Chronic peritoneal inflammation following pristane injection induces lupus with diffuse alveolar hemorrhage (DAH) and pulmonary capillaritis in C57BL/6 mice. The pathogenesis involves pristane-induced microvascular lung injury. BALB/c mice are resistant to endothelial injury and DAH. Lung disease in C57BL/6 mice is abolished by depleting monocytes/macrophages. The objective of this study was to define the role of myeloid subsets in DAH. Hemorrhage and vasculitis were abolished in Ccr2 -/- mice, indicating involvement of bone marrow-derived monocytes/macrophages.
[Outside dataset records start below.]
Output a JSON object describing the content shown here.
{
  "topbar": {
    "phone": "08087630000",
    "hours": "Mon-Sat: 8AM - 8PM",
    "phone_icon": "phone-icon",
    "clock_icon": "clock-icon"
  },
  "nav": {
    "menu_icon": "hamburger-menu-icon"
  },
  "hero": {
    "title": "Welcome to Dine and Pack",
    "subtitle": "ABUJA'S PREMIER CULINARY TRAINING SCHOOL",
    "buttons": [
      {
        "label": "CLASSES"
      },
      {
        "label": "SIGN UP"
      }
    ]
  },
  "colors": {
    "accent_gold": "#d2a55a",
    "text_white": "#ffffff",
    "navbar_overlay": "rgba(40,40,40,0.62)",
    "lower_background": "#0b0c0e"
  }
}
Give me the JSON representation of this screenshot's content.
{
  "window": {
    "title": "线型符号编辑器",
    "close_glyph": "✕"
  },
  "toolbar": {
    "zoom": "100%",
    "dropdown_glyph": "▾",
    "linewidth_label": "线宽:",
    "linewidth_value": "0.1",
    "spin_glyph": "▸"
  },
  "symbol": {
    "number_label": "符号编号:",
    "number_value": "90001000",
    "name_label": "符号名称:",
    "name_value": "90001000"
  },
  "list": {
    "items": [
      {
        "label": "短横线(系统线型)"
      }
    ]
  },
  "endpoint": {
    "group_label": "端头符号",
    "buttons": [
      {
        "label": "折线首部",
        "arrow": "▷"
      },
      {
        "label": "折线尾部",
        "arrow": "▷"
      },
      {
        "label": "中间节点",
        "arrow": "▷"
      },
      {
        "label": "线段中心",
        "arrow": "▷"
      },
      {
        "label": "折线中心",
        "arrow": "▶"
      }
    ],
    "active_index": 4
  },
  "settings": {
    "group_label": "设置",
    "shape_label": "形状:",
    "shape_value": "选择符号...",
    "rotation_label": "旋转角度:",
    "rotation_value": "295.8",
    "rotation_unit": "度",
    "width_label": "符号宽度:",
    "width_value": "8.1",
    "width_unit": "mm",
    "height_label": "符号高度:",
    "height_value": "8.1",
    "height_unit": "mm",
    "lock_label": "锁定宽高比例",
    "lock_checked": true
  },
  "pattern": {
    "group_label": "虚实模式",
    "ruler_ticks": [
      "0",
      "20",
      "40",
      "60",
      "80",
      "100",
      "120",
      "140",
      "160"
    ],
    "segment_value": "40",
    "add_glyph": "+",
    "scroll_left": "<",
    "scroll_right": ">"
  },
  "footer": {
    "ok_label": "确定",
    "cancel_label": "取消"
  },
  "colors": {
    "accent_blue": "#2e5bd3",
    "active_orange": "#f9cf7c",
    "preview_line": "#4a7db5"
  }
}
Along with Ly6C ^hi monocytes, we found two subsets of circulating Ly6C ^lo monocytes: one CD138 ^- and a novel CD138 ⁺ subset. Nr4a1 -dependent patrolling Ly6C ^lo monocytes maintain vascular integrity after endothelial injury. Circulating Ly6C ^lo CD138 ⁺ monocytes were associated with DAH and were absent in mice without DAH. They also were absent in Nr4a1 -/- mice, whereas Ly6C ^lo CD138 ^- monocytes were unaffected. However, Nr4a1 -/- mice were susceptible to pristane-induced DAH and lung vasculitis, suggesting that disease onset does not require Ly6C ^lo CD138 ^- monocytes. Peritoneal Ly6C ^lo CD138 ⁺ Mϕ were unchanged in Nr4a1 -/- mice, indicating that they are not derived from Ly6C ^lo CD138 ⁺ monocytes. We conclude that pristane-induced lung microvascular lung injury stimulates a wave of Nr4h1 -dependent Ly6C ^lo CD138 ⁺ patrolling monocytes in an ineffectual effort to maintain vascular integrity in the face of ongoing endothelial damage.